The major differences between special interest groups in the late-19th to early-20th Century period and today is the vastly increased number of such groups lobbying the federal government and the amounts of money that change hands during the process.
The United States is a representative democracy in which public participation occurs through voting and through petitioning of the government for redress of grievances or to advocate a change in existing policies and practices. It is this latter category that is of interest and which is continuously subjected to legal and procedural challenges seeking restrictions or removal of existing parameters on what constitutes proper lobbying. Lobbying of government is an essential part of the democratic process, and efforts at imposing restrictions on it invariably run afoul of the judicial reviews that usually result.
In the late 19th Century, the main groups petitioning the federal government were concerned primarily with women’s suffrage, labor rights (increasingly important as industrialization created new categories of labor), and issues related to Reconstruction in the American South. Other issues for which special interest groups were formed included agricultural policies, immigration, and protection from foreign competition in the area of commerce. Today, special interest groups representing every conceivable issue exist for the purpose of lobbying Congress and the Executive Branch of government. Many self-identified ethnic groups – for example, Greek-Americans, Armenian-Americans, Indian-Americans, African-Americans, and Jewish-Americans – formally lobby the government on a regular basis in efforts at influencing U.S. policies. Both sides on many social issues like gun control and abortion routinely petition the government, as does virtually every sector of economic activity, including shipbuilders, farmers, miners, firefighters, lawyers (unsurprisingly, one of the most influential groups), and many others.
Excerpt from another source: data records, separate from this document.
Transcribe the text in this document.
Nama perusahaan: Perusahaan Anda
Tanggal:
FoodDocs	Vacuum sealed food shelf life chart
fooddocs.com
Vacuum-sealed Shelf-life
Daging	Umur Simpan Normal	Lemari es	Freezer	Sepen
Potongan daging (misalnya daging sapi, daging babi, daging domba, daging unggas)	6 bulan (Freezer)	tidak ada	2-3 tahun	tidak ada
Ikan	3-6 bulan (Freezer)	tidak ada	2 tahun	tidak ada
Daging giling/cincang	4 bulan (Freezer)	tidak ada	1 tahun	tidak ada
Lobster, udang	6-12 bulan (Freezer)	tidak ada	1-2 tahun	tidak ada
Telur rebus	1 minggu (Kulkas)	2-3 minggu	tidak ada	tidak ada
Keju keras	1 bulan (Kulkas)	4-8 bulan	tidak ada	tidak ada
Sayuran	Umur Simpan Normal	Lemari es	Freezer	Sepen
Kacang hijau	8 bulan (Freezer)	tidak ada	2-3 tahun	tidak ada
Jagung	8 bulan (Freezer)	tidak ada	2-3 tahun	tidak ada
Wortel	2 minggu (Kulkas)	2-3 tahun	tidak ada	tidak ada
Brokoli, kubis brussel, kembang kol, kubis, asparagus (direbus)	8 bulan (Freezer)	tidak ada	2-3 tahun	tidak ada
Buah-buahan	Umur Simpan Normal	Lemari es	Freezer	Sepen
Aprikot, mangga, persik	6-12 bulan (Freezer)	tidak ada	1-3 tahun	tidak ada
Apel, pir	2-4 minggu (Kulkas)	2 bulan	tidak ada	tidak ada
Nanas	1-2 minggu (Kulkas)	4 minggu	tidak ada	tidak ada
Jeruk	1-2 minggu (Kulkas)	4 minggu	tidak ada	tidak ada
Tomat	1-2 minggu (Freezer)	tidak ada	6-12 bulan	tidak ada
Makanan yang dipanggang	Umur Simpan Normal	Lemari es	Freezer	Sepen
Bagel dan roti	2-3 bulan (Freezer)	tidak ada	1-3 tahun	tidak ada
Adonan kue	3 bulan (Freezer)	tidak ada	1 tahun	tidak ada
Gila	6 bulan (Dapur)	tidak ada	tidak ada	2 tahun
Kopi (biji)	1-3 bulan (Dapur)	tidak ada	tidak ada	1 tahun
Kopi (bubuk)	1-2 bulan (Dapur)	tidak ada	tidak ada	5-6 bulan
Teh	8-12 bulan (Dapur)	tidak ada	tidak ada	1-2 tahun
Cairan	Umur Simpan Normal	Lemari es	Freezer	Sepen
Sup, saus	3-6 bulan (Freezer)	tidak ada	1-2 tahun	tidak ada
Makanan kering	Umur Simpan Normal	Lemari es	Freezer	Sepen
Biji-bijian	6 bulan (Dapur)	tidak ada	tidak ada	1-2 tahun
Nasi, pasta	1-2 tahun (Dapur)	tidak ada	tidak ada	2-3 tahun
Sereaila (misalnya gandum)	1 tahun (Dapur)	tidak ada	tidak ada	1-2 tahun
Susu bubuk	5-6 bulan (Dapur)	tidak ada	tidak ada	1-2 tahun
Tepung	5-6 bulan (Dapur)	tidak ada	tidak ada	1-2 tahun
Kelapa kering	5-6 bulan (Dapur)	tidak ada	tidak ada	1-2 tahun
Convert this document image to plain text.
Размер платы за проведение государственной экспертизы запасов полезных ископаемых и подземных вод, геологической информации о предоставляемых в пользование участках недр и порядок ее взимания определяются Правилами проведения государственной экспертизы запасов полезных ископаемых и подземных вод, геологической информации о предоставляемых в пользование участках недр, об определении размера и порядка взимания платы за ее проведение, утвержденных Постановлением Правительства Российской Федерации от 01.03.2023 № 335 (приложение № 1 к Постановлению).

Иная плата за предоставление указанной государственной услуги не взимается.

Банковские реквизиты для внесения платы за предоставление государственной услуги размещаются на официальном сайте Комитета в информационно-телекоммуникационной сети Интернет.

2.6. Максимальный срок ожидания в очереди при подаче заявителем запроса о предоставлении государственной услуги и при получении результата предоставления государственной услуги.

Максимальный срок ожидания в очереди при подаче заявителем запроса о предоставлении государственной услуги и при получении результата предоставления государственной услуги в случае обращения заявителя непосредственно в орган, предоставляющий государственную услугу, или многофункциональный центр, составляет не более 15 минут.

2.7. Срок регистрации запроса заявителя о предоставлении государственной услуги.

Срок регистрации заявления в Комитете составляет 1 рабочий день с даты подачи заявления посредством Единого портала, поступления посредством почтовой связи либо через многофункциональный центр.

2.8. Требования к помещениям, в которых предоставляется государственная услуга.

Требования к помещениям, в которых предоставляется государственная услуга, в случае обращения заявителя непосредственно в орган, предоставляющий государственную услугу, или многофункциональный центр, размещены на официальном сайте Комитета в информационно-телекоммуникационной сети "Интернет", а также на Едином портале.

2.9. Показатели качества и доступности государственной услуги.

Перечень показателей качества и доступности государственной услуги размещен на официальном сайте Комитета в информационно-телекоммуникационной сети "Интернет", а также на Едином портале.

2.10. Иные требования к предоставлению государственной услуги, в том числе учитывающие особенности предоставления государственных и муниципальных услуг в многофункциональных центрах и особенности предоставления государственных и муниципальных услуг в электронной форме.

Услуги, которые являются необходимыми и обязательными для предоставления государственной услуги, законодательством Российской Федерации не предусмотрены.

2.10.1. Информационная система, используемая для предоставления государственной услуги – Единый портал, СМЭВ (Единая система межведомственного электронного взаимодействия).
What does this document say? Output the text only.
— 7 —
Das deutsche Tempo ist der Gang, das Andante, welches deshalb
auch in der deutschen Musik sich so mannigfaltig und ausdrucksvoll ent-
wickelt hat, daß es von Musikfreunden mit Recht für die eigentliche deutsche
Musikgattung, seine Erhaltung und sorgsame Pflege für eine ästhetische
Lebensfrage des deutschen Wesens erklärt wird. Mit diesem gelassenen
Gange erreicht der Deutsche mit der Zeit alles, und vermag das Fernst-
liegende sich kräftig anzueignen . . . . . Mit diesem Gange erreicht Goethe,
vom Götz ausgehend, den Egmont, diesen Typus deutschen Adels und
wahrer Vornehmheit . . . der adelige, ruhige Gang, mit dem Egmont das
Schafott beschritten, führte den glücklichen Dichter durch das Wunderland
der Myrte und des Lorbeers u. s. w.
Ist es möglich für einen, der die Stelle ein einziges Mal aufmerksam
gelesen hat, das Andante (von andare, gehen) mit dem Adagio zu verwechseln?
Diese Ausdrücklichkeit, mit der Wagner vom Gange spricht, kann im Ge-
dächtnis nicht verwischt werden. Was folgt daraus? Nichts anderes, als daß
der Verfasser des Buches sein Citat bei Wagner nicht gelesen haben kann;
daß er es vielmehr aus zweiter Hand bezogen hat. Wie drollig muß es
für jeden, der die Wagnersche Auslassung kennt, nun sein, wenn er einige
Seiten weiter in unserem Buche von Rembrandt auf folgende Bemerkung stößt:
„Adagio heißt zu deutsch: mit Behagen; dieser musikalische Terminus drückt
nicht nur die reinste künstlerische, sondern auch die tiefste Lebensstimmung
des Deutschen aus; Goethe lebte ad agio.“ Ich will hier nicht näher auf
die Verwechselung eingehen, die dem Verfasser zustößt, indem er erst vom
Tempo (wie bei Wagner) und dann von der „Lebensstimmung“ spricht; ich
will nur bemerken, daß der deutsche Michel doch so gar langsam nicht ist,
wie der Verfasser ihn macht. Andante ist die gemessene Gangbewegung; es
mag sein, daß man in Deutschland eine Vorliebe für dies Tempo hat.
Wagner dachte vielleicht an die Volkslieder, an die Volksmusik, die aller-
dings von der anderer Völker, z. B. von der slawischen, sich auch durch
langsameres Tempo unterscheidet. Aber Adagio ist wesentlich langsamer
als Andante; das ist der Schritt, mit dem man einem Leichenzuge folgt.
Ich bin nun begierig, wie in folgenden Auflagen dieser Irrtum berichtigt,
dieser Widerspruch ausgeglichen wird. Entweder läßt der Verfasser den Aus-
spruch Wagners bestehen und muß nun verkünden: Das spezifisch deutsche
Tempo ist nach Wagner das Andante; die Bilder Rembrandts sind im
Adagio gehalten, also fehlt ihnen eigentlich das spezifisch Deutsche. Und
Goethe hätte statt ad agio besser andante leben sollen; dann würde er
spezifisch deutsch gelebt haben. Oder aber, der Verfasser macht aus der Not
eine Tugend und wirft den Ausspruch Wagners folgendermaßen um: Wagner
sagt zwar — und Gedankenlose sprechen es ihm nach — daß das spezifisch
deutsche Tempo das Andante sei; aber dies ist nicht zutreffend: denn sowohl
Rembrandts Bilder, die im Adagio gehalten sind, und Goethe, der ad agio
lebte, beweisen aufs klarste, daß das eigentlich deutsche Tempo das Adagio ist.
Being a member of a special interest group entails formal agreement to that group’s political agenda and participation in advancing that agenda. Groups routinely walk the halls of Congress to lobby Members of Congress and their staffs for the purpose of affecting change in government policies. All manner of citizen is represented by these groups, and many hire professional government relations firms to assist them in crafting their message and identifying particular politicians with whom to meet. Larger special interest groups maintain offices in Washington, D.C., staffed by individuals whose full-time job revolves around lobbying government and advocating for or against legislation affecting that particular groups’ interests.
A major change from 100 years ago involves legal restrictions, mostly focusing on increasing transparency in how government functions, on lobbying. The Lobbying Disclosure Act of 1995, a link to an essay on which is provided below, was one legislative attempt at eliminating the more nefarious aspects of lobbying from government by compelling public disclosure of such activities. The subsequent adoption by both chambers of Congress of rules circumscribing certain lobbying activities represented additional efforts at eliminating excesses that degrade public confidence in the institutions of government. Problems, however, remain, and probably always will.